Remote Monitoring Solutions (RMS) are at the core of effective smart city management. They help provide authentic information to take corrective actions, allow monitoring of critical parameters and facility performance across multiple locations, facilitate training of personnel based on actual historical data, initiate notifications and escalate them to ensure follow through, if needed. Further, alerts and notifications on smart devices through SMS and e-mail and integration with smart devices like iPad, Android phones, etc further enhance their utility.
The need for robust public-private partnership
In India, hundreds of new towns emerged as a result of sporadic urbanization over the past decade, with the population, density and economy of urban settlements, but without adequate attention on delivering public services. Local state units need to invest revenues in public infrastructure and community facilities, including roads, schools, markets and water supply systems. The fragility of civic institutions will have a serious impact on India’s ability to deliver improvements in well-being to its rapidly growing urban population. Public-private partnerships, the government’s preferred model for smart city development and management, in order to serve the public interest as well as private interests, will require an effective and locally-accountable government partner. The govt therefore must play a role in strengthening the financial, administrative and technical capacities of municipal governments, and encourage states to devolve powers, not just responsibilities.
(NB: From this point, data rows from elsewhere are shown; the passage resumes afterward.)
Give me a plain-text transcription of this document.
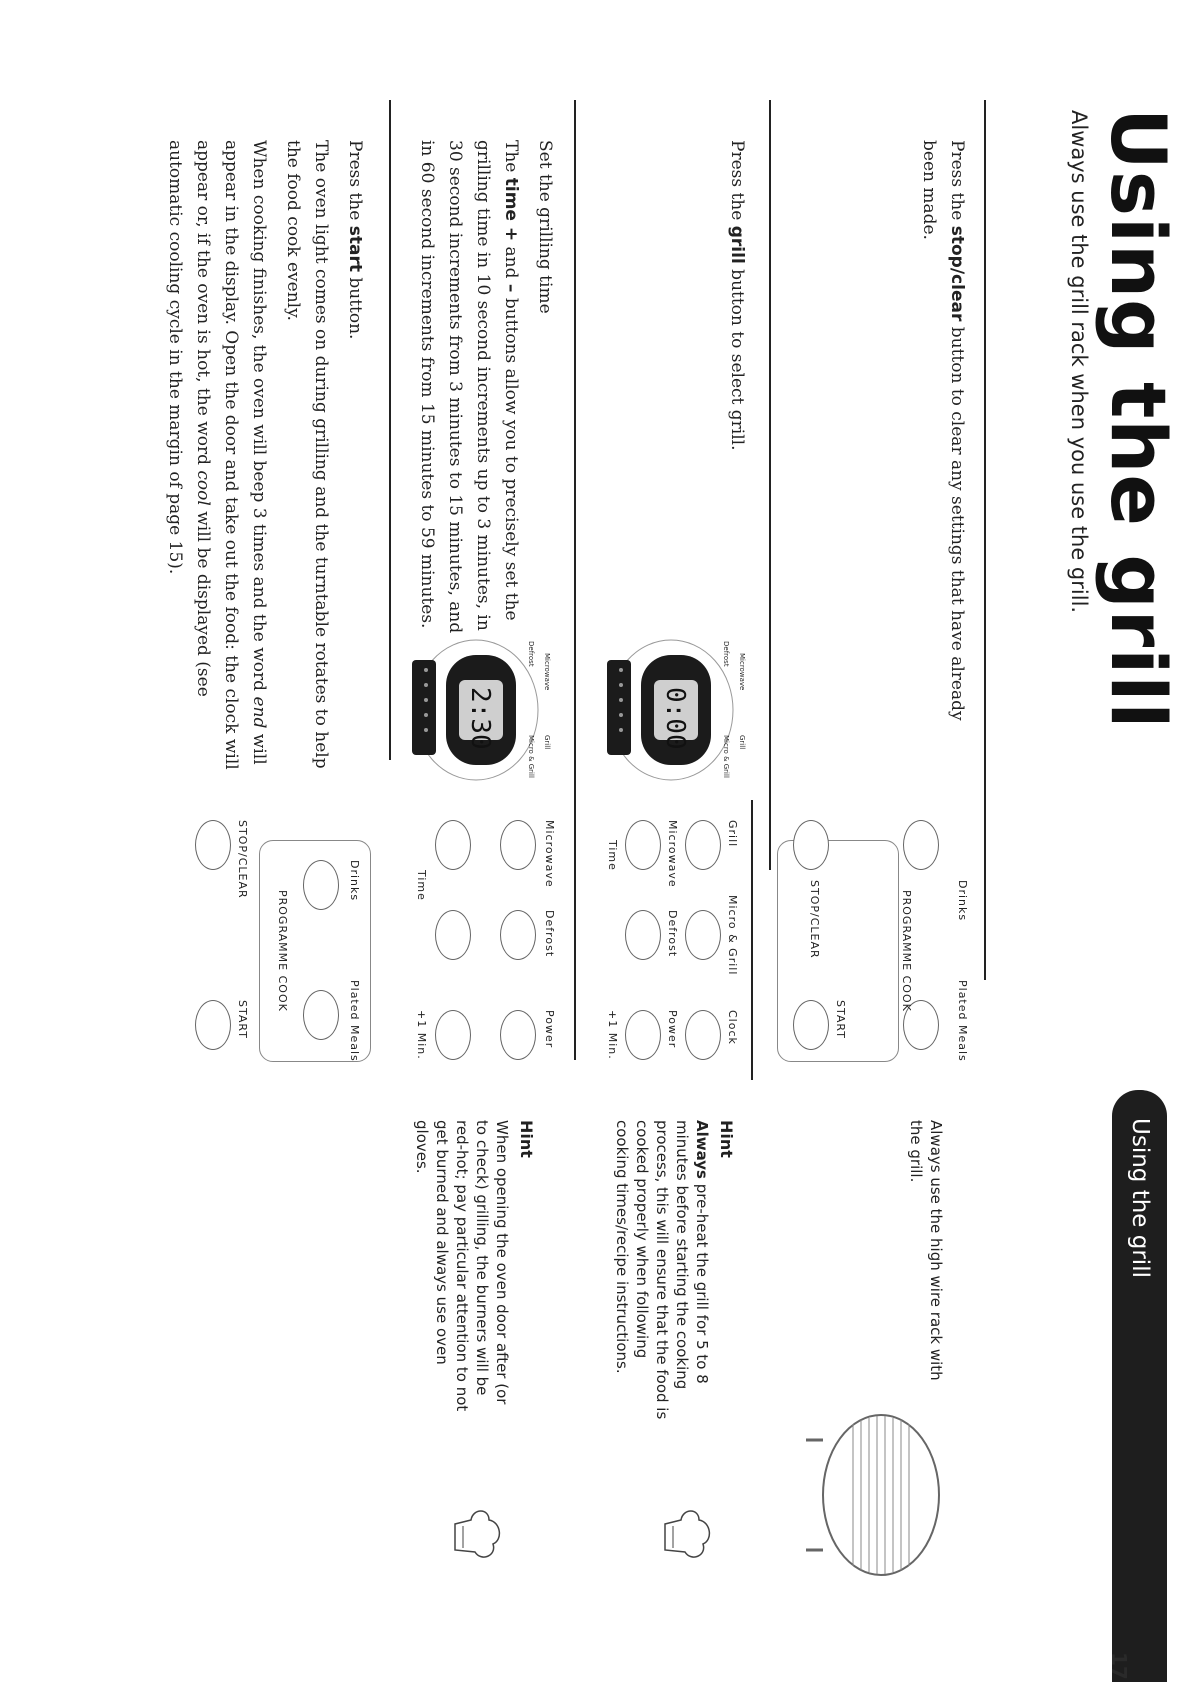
Using the grill
Always use the grill rack when you use the grill.

Press the stop/clear button to clear any settings that have already been made.

Press the grill button to select grill.

Set the grilling time

The time + and – buttons allow you to precisely set the grilling time in 10 second increments up to 3 minutes, in 30 second increments from 3 minutes to 15 minutes, and in 60 second increments from 15 minutes to 59 minutes.

Press the start button.

The oven light comes on during grilling and the turntable rotates to help the food cook evenly.

When cooking finishes, the oven will beep 3 times and the word end will appear in the display. Open the door and take out the food: the clock will appear or, if the oven is hot, the word cool will be displayed (see automatic cooling cycle in the margin of page 15).

0:00
Microwave
Grill
Defrost
Micro & Grill
2:30
Microwave
Grill
Defrost
Micro & Grill
Drinks
Plated Meals
PROGRAMME COOK
STOP/CLEAR
START
Grill
Micro & Grill
Clock
Microwave
Defrost
Power
Time
+1 Min.
Microwave
Defrost
Power
Time
+1 Min.
Drinks
Plated Meals
PROGRAMME COOK
STOP/CLEAR
START
Using the grill
Always use the high wire rack with the grill.
Hint
Always pre-heat the grill for 5 to 8 minutes before starting the cooking process, this will ensure that the food is cooked properly when following cooking times/recipe instructions.
Hint
When opening the oven door after (or to check) grilling, the burners will be red-hot; pay particular attention to not get burned and always use oven gloves.
17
A key smart project in India
DMIC or ‘Delhi Mumbai Industrial Corridor’ is an area of 150Km on the both sides of ‘Dedicated Freight Corridor’ or a rail corridor, which is 1483 Km long and connecting Jawaharlal Nehru Port near Mumbai to Dadri near Delhi. It will pass through 6 States – U.P, NCR of Delhi, Haryana, Rajasthan, Gujarat and Maharashtra, with end terminals at Dadri in the National Capital Region of Delhi and Jawaharlal Nehru Port near Mumbai. Approximately 180 million people, 14 percent of the population, will be affected by the corridor’s development. DMIC entails settlement of Greenfield Smart Cities between Delhi and Mumbai. The first node of this Greenfield Smart City development will start at Bhiwadi-Khushkera-Neemrana. The project is so big in itself that it is expected that this project will give birth to more than 10 lakh direct and indirect jobs overall in all the smart cities.
Some success stories from across the globe
There are unique aspects that India can learn from smart cities across the globe. For instance, in Boston, citizens use a mobile application to register concerns about streets that need cleaning or potholes that need fixing helping the city authorities to address the problems quickly without first having to dispatch employees to investigate. Bucheon City in South Korea provides drivers with real-time traffic information from various sources, such as cameras and speed radars, helping drivers to avoid congested roads and city authorities to track traffic volumes and plan for new roads. This helps in reducing traffic congestion and resultant pollution.